Mortgage prepayment promises to make the day you've paid off the debt on your home arrive sooner rather than later. You can prepay by adding a little extra to your regular monthly payment; by making one extra payment a year; or by making half a monthly payment every two weeks, which equals one extra full payment each year.
Prepaying can pare years off your mortgage and reduce your total interest. For example, paying $25 extra each month on a fixed-rate, 30-year, $100,000 mortgage at 7% interest saves $18,214 in total interest and reduces the term by more than three years.

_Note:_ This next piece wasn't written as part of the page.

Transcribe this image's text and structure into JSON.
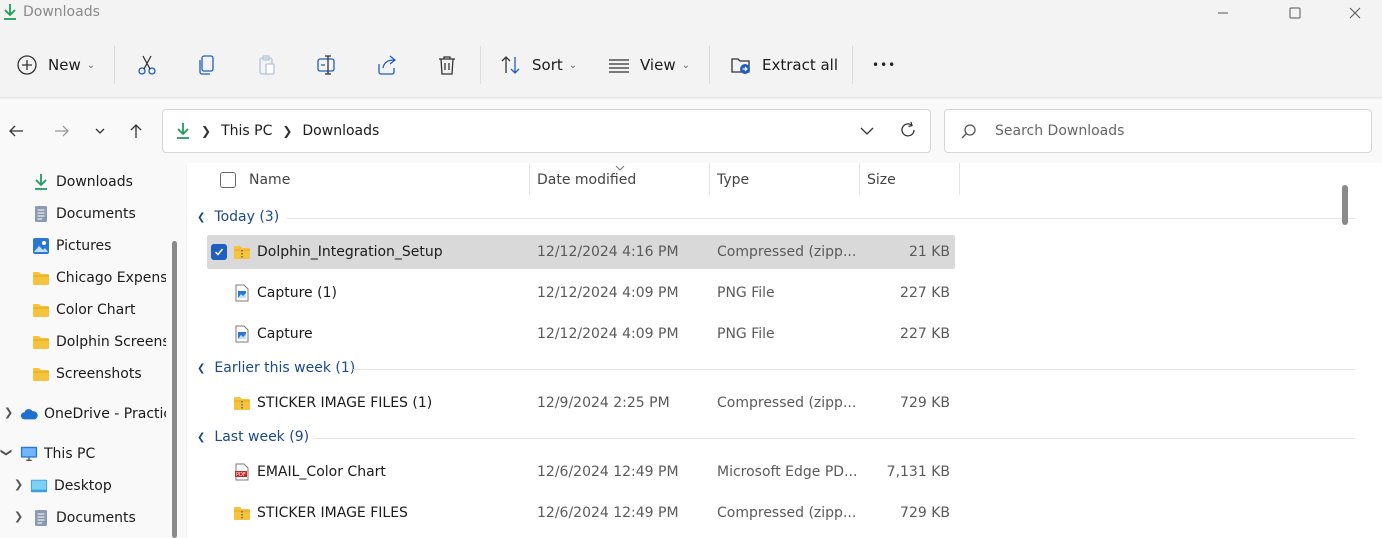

Before you get carried away, determine if prepaying is right for you:
Never prepay if you have consumer debt. "Consumer debt should always be the first thing you pay off," says Phil Storms, a Denver certified financial planner. "I've seen people with $30,000 of credit card debt who were happy because they were down to $15,000 on their mortgage."
Make sure to save for other financial goals. People end up house-poor if they've paid off their house, but have not saved for retirement or their children's college education.
Weigh your liquidity needs. Prepaying your mortgage could make you strapped for cash to cover regular bills or emergency expenses. Build a cash reserve equal to at least a few months' salary--more if your job future is unpredictable.
Examine the tax consequences. You may consider prepaying during the peak earning ages of 40 through 60. But because this also is the time you're in your highest tax bracket, you would eliminate your largest tax deduction by prepaying your mortgage.
If you have all these factors under control, prepaying may be a good move. To prepay the right way:
Tell your lender to apply any extra amount to the principal.
Check if there's a prepayment penalty--these are rare, especially at credit unions.
Avoid companies that offer to set up a prepayment plan for you--for a price.
Create your own prepayment plan. If you need help, consult the Credit Union or your mortgage lender.